Pleading Issues & Procedure
Shirley T. Sherrod MD PC v. Suntrust Inv. Servs., Inc., No. 21-10484, 2021 WL 1686291 (E.D. Mich. Apr. 29, 2021)(Before Judge Robert H. Cleland). Plaintiff, a pension plan, brought suit seeking declaratory relief against the investment service providers who managed the plan’s funds. On a motion for preliminary injunction, the court concluded that the plan failed to meet any of the relevant factors. First, the court found that the plan failed to demonstrate a substantial likelihood of success on the merits because other courts had already concluded that the plan did not have standing to pursue its claims. Moreover, the court concluded that “since the Plan’s assets are fungible, the chance of irreparable injury seems extremely small.” In addition, the court concluded that “[t]he public interest does not weigh strongly in favor of an injunction, but an injunction is unlikely to cause substantial harm to others.” Accordingly, the court concluded that “the majority of factors weigh heavily against the issuance of a preliminary injunction,” and denied the motion Plaintiff.
Ferrell Companies, Inc. v. Greatbanc Trust Co., No. 20-2229-JWL, 2021 WL 1663919 (D. Kan. Apr. 28, 2021) (Judge John W. Lungstrum). Plaintiff brought a motion to strike defendant’s affirmative defenses in a suit asserting fiduciary breach and breach of contract claims against a plan service provider and fiduciary.
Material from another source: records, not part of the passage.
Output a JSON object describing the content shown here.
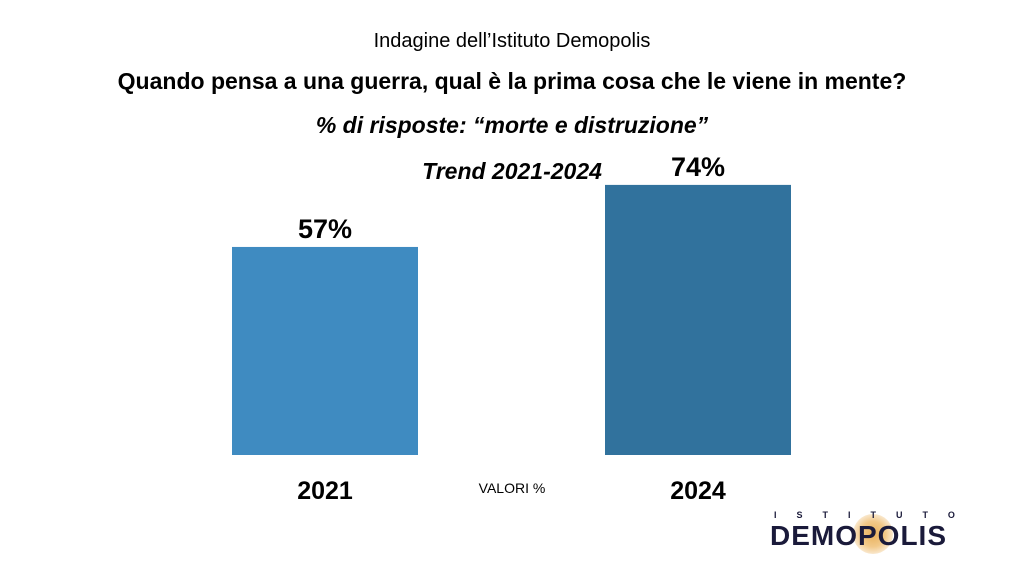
{
  "header": {
    "source": "Indagine dell’Istituto Demopolis",
    "question": "Quando pensa a una guerra, qual è la prima cosa che le viene in mente?",
    "subtitle": "% di risposte: “morte e distruzione”",
    "trend": "Trend 2021-2024"
  },
  "note": "VALORI %",
  "logo": {
    "top": "ISTITUTO",
    "main": "DEMOPOLIS"
  },
  "colors": {
    "bar_2021": "#3f8bc1",
    "bar_2024": "#31729d"
  },
  "chart_data": {
    "type": "bar",
    "categories": [
      "2021",
      "2024"
    ],
    "values": [
      57,
      74
    ],
    "value_labels": [
      "57%",
      "74%"
    ],
    "title": "Trend 2021-2024",
    "xlabel": "",
    "ylabel": "",
    "ylim": [
      0,
      100
    ],
    "grid": false,
    "legend": "none"
  }
}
Defendant asserted that plaintiff’s ERISA claims were barred by the plaintiff’s own fiduciary breaches, acting as sponsor and administrator of the subject ERISA plan, of fiduciary duties owed to the ESOP. Plaintiff argued the defense was legally insufficient because defendant had no standing to assert a breach of fiduciary duty by plaintiff to a third party. While defendant provided no authority to challenge plaintiff’s argument, it argued that the damages asserted by plaintiff were caused by plaintiff’s own breach and not by the alleged breaches by defendant. Based on this causation theory, the Court denied the motion to strike.